The MU School of Medicine made a breakthrough in research for a treatment for muscular dystrophy that has been more than 10 years in the making.
Dr. Dongsheng Duan and a medical research team in the School of Medicine developed and published a Jan. 13 study on dystrophin gene therapy for the muscular disorder Duchenne Muscular Dystrophy. The breakthrough could lead to human testing of the treatment in the future, Duan said.
DMD is the most severe of the nine genetic disorders, according to the Muscular Dystrophy Association’s website. DMD causes muscles to slowly degenerate, leading to muscle weakness and, eventually, complete paralysis and death.
Though women generally carry the disorder, DMD symptoms generally occur in men, the MDA website states. The disorder rarely appears in women and carriers often show no symptoms.
Symptoms, which include difficulty sitting up and ascending stairs, usually begin to show between the ages of 3 and 5. Over time the DMD progresses to paralyze the legs, restricting the patient to a wheel chair, and then paralyzes the rest of the body. The MDA website states, “survival into the early 30s is becoming more common, and there are cases of men living into their 40s and 50s.”
“Patients with DMD have a gene mutation that disrupts the production of dystrophin, a protein essential for muscle cell survival and function,” an MU News Bureau press release said. “Absence of dystrophin starts a chain reaction that eventually leads to muscle cell degeneration and death.”
For the treatment that Duan’s team developed, a miniaturized form of the dystrophin gene is the key.

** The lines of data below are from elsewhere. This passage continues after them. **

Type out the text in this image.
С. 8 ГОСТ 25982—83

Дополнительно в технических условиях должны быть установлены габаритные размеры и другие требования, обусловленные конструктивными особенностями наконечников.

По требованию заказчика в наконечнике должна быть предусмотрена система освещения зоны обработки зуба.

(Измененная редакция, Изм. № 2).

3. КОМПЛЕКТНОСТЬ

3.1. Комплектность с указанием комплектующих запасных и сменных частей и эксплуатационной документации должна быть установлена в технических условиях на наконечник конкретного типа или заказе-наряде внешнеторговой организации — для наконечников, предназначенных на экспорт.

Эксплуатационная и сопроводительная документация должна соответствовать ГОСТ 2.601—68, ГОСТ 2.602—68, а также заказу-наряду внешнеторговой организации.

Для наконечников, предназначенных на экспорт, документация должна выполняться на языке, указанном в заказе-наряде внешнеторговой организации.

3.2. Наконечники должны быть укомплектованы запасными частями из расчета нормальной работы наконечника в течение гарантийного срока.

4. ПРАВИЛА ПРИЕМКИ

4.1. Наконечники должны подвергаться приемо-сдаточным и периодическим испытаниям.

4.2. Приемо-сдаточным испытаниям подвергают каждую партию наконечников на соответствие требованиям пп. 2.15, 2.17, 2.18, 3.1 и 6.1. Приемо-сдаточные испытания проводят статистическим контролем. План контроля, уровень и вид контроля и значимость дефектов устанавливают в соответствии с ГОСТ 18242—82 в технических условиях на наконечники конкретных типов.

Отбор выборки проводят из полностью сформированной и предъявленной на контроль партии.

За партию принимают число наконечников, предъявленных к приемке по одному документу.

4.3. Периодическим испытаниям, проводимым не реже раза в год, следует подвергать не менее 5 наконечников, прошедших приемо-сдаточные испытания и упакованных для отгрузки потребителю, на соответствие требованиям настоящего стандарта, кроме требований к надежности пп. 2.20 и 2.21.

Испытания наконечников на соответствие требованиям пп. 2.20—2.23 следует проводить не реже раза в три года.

“Basically, we designed a highly miniaturized dystrophin gene and engineered the microgene into a harmless viral capsid,” Dr. Duan said in an email. “The vector was then injected into the muscle of a diseased dog and two months after treatment, we examined the results.”
The dogs treated did not reject the injected microdystrophin like other subjects in previous studies, the MDA’s magazine publication Quest said. In contrast to past studies, the results showed the injected microdystrophin encouraged regular dystrophin production in the muscles.
“This is the first demonstration that a microgene can work in a disease muscle of a large mammal,” Duan said. “This set the foundation to apply a similar approach to treat the disease in human patients.”
Duan said the development was a “quantum leap forward” in research for a possible cure.
“We are one step closer to apply gene therapy to treat the disease,” Duan said. “If it works, this will effectively alleviate muscle disease in all DMD patients irrespective the particular gene mutation the patient has.”
Though there is no timeline for beginning human testing of the gene therapy as of yet, the MDA remains hopeful that the treatment will soon come to fruition.
“MDA has been supporting DMD gene therapy for nearly 30 years, and this success is a significant step forward,” MDA Vice President of Research Jane Larkindale said. “Dr. Duan has clearly demonstrated that his microgene can have a significant effect on the symptoms of a large animal model of Duchenne Muscular Dystrophy. With MDA’s ongoing support for further studies, we hope that Dr. Duan and other researchers are successful in making this therapy a reality.”
The full results of Duan and the School of Medicine research team’s study can be found in the scientific journal Molecular Therapy.